A vrai dire le comportement de de Gaulle à l'égard du peuple et le comportement du peuple à l'égard de de Gaulle sont d'un intérêt secondaire. Ce n'est pas la première fois qu'un homme d'un grand éclat suscite l'amour des foules. Un passé glorieux, une bonne technique de la propagande et une police vigilante représentent trois atouts maîtres qui dans la même main, l'Histoire l'a cent fois prouvé, balaient les autres jeux. L'essentiel est de savoir que de Gaulle, le désirant ou le déplorant, pour rendre son pouvoir intouchable est contraint, quoi qu'il veuille, de le faire absolu.
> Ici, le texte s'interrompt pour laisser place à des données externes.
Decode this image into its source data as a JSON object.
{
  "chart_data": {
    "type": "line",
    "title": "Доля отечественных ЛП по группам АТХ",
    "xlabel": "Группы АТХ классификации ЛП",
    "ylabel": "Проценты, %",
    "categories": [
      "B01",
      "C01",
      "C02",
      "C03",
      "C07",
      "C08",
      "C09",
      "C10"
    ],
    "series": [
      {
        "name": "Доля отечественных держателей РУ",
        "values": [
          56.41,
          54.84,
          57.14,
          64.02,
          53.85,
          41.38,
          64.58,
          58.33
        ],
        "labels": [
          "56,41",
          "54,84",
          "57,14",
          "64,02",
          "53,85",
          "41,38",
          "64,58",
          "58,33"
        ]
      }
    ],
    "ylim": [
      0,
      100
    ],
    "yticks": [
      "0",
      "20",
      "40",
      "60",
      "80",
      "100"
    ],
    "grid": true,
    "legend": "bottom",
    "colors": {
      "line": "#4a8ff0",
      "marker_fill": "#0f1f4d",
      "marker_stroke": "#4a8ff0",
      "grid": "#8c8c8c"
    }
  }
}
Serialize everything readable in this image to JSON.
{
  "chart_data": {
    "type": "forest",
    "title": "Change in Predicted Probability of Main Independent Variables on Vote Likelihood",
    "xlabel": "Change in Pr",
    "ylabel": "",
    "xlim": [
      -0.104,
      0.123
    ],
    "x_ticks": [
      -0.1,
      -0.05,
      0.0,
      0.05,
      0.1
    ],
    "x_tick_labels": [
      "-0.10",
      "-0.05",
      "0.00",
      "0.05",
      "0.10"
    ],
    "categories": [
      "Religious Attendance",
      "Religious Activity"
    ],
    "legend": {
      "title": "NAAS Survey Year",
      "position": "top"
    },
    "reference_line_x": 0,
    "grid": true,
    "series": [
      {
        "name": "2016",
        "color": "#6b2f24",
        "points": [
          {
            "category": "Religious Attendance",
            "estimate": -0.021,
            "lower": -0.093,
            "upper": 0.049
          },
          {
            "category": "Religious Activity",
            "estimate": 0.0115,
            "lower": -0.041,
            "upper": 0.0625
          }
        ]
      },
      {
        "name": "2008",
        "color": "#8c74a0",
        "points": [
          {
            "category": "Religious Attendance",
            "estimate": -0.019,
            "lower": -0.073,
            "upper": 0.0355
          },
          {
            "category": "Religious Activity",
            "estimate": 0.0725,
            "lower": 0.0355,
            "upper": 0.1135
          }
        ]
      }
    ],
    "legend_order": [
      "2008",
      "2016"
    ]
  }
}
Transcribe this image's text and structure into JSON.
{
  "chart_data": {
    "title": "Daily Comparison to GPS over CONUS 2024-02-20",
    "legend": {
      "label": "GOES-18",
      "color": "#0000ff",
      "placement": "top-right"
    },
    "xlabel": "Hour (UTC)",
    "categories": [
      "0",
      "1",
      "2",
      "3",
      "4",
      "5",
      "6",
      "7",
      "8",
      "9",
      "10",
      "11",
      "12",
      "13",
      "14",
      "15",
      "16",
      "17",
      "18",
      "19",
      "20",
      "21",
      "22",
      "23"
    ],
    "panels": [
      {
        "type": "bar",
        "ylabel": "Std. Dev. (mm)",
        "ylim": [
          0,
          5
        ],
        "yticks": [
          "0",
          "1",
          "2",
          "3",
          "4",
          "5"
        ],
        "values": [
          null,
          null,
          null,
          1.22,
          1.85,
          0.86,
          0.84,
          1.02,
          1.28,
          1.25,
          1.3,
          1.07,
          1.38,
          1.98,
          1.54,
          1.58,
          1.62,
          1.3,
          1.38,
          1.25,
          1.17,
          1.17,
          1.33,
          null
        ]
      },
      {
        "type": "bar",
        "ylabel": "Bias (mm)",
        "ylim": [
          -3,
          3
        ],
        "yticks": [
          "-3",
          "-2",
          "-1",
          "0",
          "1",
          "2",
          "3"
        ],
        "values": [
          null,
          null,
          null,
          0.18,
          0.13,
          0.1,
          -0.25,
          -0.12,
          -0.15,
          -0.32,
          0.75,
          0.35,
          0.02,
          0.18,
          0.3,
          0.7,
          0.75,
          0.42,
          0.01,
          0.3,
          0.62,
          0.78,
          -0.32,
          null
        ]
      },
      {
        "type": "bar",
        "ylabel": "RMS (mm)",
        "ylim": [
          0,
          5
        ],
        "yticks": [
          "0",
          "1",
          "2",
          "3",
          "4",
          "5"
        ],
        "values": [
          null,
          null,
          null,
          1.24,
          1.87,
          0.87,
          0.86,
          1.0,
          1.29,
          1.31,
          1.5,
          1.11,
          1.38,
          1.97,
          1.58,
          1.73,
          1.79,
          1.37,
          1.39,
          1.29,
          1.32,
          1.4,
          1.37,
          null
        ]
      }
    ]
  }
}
Non seulement par tempérament, par inclination, par goût, il évite le conseil et s'éloigne des représentants élus de la Nation, non seulement par méthode et pour maintenir son prestige hors d'atteinte, pour affûter le réflexe des masses naturellement portées à se tourner à l'heure du péril vers l'homme qui n'a dévoilé ni les ressources de sa pensée ni les ressorts de son action, il use du silence et de la solitude, mais encore il pressent que tout pouvoir qui ne lui est pas soumis se transforme fatalement en pouvoir ennemi, que toute parcelle du pouvoir qui lui échappe pourrit, comme une gangrène, le pouvoir entier, qu'il n'y a pas de no man's land entre ses adversaires et lui, qu'une place qu'il n'occupe pas est déjà une place perdue. Et il ne peut pas en être autrement.